Apesar de falar de pessoas reais, “Marcello Mio” é uma ficção. O cinema em si é sempre uma ficção, defende Christophe Honoré:
É como qualquer outro filme em que se começa com elementos reais e depois transforma-se através do romance, a mise-en-scène é exatamente assim.
Todos os cineastas que afirmam filmar a verdade são uns mentirosos incríveis e há que ter cuidado com eles. Mesmo quando se está a fazer o filme mais social que existe e se supõe que se está a dirigir tão literalmente, de facto não é verdade, há sempre ficção, há sempre os camarins e continuamos a estar num lugar privilegiado.
O cinema é uma bolha privilegiada, carrega em si o artifício da sua própria criação e é verdade que os filmes sobre o cinema, que podem ter um lado ligeiramente meta, assim podem chegar à verdade estranhamente por estradas secundárias. Acho que há uma verdade neste filme, mas não vem do facto de Catherine Deneuve se chamar Catherine Deneuve.

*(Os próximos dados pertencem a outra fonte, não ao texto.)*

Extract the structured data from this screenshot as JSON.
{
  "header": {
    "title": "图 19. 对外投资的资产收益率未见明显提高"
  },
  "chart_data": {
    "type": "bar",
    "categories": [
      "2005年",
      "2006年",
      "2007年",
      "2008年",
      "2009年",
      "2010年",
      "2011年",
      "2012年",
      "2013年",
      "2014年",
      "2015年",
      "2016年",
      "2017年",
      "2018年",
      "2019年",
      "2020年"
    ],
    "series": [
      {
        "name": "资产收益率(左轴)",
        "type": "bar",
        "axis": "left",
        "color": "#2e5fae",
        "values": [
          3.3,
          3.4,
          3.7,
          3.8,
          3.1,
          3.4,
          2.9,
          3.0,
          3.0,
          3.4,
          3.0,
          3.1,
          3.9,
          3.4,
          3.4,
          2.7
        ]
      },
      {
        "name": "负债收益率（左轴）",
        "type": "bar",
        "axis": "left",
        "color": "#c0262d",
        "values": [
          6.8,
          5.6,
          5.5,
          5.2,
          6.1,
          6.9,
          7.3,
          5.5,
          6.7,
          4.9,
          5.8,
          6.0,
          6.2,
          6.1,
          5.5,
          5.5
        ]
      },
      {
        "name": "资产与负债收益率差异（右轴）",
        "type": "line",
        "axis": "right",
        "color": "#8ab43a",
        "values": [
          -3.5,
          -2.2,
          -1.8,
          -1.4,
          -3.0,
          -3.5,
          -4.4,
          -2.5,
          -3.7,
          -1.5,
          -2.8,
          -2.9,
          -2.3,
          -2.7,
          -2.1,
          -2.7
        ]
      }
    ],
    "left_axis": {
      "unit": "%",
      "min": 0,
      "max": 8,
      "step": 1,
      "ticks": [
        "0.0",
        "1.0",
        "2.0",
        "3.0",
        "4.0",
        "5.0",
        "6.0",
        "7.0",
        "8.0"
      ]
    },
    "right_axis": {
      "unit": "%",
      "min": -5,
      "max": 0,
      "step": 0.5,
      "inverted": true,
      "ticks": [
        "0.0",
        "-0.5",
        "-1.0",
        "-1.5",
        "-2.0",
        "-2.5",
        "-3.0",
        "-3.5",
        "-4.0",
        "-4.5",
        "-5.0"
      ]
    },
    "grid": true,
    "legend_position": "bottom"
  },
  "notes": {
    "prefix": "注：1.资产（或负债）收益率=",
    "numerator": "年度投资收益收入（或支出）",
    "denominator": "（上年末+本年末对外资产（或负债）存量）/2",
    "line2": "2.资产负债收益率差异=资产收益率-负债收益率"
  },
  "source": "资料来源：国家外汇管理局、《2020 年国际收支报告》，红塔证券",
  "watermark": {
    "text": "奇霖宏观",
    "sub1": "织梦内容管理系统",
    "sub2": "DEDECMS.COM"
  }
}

Enquanto cineasta, Christophe Honoré afirma-se como um realizador de filmes de autor, sente essa responsabilidade:
Temos bastante sorte em França, apesar de tudo, porque este tipo de filmes tem público, mesmo que seja um público cada vez mais raro e mais velho, mas ainda há muita gente que vai ao cinema ver filmes de autor.
Há uma atração por filmes que são as duas coisas, porque continua a ser uma comédia, mas joga também com uma ideia de cinema que não é partilhada por todos os espectadores e eu sabia disso. Penso que faz parte da responsabilidade dos cineastas de hoje assumir a questão da transmissão, em particular uma transmissão cinéfila.
Se agirmos como se os nossos filmes de hoje não estivessem ligados aos filmes do passado, se agirmos como se não houvesse uma história do cinema enquanto cineastas, então sinto que realmente nesse ponto não compreendemos nada.